The OpenMP power consumption test is with the -p
argument to primes1
or primes3
which involves ordered output or one thread writing output at a time. Other threads wait their turn, orderly. I expect for the waiting threads to be idle or consume low CPU utilization. That is not the case and seeing full 6400% CPU utilization (AMD Threadripper 3970X - 64 logical CPU threads) for printing prime numbers to /dev/null. Nothing like GNU GCC consuming just173% for the same test.
gcc -o primes1.gcc -O3 -fopenmp -I../src primes1.c -lm
clang -o primes1.clang -O3 -fopenmp -I../src primes1.c -lm
nvc -o primes1.nvc -O3 -mp=multicore -I../src primes1.c -lm
gcc -o primes3.gcc -O3 -fopenmp -I../src primes3.c -L/usr/local/lib64 -lprimesieve -lm
clang -o primes3.clang -O3 -fopenmp -I../src primes3.c -L/usr/local/lib64 -lprimesieve -lm
nvc -o primes3.nvc -O3 -mp=multicore -I../src primes3.c -L/usr/local/lib64 -lprimesieve -lm
OpenMP Ordered Power Consumption Test
Threadripper 3970X idle (browser NV forums page) 120 watts
./primes1.gcc 1e10 -p >/dev/null 10.173 secs, 201 watts
./primes1.clang 1e10 -p >/dev/null 12.729 secs, 288 watts
./primes1.nvc 1e10 -p >/dev/null 21.346 secs, 322 watts
./primes3.gcc 1e10 -p >/dev/null 7.092 secs, 181 watts
./primes3.clang 1e10 -p >/dev/null 8.876 secs, 274 watts
./primes3.nvc 1e10 -p >/dev/null 11.080 secs, 361 watts
OpenMP Performance Test
Threadripper 3970X idle (browser NV forums page) 120 watts
./primes1.gcc 1e12 16.168 secs, 399 watts
./primes1.clang 1e12 16.274 secs, 395 watts
./primes1.nvc 1e12 14.780 secs, 393 watts
./primes3.gcc 1e12 5.762 secs, 437 watts
./primes3.clang 1e12 6.277 secs, 434 watts
./primes3.nvc 1e12 5.755 secs, 442 watts
Am I wrong to wish for the waiting threads to be idle until signaled the mutex lock is available? The GNU GCC compiler passes, consuming much lower power consumption for ordered block.

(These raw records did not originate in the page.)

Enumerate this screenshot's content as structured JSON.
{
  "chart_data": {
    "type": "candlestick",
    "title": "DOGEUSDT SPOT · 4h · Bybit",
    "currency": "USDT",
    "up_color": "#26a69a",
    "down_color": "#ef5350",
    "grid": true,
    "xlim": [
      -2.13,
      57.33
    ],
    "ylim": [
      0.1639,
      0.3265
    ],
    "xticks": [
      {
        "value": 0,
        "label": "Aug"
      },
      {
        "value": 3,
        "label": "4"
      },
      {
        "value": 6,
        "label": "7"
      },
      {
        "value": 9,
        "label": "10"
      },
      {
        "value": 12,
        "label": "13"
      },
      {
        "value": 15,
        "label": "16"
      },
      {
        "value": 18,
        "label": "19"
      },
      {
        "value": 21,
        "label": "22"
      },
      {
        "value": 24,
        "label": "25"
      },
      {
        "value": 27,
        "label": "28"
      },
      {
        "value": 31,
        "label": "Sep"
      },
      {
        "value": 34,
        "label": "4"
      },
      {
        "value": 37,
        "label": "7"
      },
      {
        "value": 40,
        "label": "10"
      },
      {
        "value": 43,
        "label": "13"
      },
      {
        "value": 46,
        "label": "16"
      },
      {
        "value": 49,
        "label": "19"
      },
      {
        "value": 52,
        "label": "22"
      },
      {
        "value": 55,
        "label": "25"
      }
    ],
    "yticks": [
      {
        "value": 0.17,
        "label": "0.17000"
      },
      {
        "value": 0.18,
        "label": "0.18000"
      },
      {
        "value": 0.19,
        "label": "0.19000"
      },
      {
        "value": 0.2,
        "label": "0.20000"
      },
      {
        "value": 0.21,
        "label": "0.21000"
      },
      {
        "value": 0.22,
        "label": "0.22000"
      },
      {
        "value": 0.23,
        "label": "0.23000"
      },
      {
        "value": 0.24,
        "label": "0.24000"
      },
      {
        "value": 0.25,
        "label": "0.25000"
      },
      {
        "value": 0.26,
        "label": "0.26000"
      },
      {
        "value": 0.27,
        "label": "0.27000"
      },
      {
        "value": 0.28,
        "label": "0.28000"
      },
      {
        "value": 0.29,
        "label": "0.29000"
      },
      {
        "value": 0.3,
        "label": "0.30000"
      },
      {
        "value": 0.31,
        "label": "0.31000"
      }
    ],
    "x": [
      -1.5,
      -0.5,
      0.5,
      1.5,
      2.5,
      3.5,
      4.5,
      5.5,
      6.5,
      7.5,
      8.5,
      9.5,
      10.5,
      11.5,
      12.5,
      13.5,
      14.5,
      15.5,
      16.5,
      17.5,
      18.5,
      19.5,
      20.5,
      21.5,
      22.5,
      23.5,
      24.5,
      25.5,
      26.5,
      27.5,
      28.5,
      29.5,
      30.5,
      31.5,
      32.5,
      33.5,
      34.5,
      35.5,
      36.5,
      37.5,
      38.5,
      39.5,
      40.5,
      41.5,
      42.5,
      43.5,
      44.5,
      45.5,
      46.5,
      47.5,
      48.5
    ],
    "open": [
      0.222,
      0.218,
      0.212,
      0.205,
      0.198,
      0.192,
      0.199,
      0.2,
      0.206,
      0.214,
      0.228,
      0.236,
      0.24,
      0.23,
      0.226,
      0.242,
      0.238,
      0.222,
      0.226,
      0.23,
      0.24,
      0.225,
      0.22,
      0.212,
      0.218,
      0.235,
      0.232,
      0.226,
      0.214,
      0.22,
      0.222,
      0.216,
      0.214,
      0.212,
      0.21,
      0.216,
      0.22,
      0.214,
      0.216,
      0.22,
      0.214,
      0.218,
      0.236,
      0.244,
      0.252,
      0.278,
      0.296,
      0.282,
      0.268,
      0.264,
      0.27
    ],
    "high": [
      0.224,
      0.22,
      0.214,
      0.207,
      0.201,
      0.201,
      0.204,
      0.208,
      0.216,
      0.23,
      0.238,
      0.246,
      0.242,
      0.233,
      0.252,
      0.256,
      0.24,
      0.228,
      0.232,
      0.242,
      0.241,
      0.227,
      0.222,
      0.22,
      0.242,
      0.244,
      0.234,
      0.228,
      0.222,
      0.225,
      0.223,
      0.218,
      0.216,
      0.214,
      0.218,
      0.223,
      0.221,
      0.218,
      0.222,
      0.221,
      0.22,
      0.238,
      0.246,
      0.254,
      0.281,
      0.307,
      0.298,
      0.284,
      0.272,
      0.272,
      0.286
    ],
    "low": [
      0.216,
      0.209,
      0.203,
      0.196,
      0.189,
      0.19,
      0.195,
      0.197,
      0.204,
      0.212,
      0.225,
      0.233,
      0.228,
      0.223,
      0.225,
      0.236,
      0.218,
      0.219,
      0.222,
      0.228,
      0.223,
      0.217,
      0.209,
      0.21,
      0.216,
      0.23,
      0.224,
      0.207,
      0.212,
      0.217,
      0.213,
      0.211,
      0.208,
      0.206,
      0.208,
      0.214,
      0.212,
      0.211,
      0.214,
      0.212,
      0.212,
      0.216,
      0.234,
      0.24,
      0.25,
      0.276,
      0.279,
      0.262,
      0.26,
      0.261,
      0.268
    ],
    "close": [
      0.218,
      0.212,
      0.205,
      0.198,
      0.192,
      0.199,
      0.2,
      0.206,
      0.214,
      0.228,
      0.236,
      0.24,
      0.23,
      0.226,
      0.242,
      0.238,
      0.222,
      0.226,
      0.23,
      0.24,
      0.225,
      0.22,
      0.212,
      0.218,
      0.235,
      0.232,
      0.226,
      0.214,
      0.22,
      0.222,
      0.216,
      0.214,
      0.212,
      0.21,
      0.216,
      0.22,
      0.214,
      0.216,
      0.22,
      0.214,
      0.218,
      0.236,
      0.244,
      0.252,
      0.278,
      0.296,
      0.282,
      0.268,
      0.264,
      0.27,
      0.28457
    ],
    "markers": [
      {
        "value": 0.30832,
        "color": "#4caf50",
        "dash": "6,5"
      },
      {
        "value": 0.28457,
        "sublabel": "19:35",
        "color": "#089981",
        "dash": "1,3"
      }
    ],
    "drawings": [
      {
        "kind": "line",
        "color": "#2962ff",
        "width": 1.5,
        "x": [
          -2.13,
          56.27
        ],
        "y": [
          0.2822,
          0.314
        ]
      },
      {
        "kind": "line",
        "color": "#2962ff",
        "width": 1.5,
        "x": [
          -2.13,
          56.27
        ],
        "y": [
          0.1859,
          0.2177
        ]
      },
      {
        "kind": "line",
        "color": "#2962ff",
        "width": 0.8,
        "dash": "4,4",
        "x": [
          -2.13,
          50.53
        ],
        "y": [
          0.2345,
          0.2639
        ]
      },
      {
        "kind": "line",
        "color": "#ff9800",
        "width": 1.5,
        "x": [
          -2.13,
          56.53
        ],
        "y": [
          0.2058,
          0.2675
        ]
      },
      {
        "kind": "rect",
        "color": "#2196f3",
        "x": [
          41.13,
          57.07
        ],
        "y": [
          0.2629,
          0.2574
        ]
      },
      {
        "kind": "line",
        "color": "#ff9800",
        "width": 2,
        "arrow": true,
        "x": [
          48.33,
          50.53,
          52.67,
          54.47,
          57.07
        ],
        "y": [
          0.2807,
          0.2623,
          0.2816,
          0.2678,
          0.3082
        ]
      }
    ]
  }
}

Needless to say, I’m not in favor of mutex spin-loops if that is the reason seeing high power consumption for NVIDIA OpenMP ordered. What about thousands or millions of compute nodes (also cloud) using NVIDIA HPC compilers, running ordered or exclusive blocks? Does that mean cloud customers pay extra power consumption simply for threads waiting their turn?
I’m hoping the NVIDIA compiler engineers can resolve this.
I first witnessed the power consumption issue using Codon and will be submitting an issue ticket for LLVM.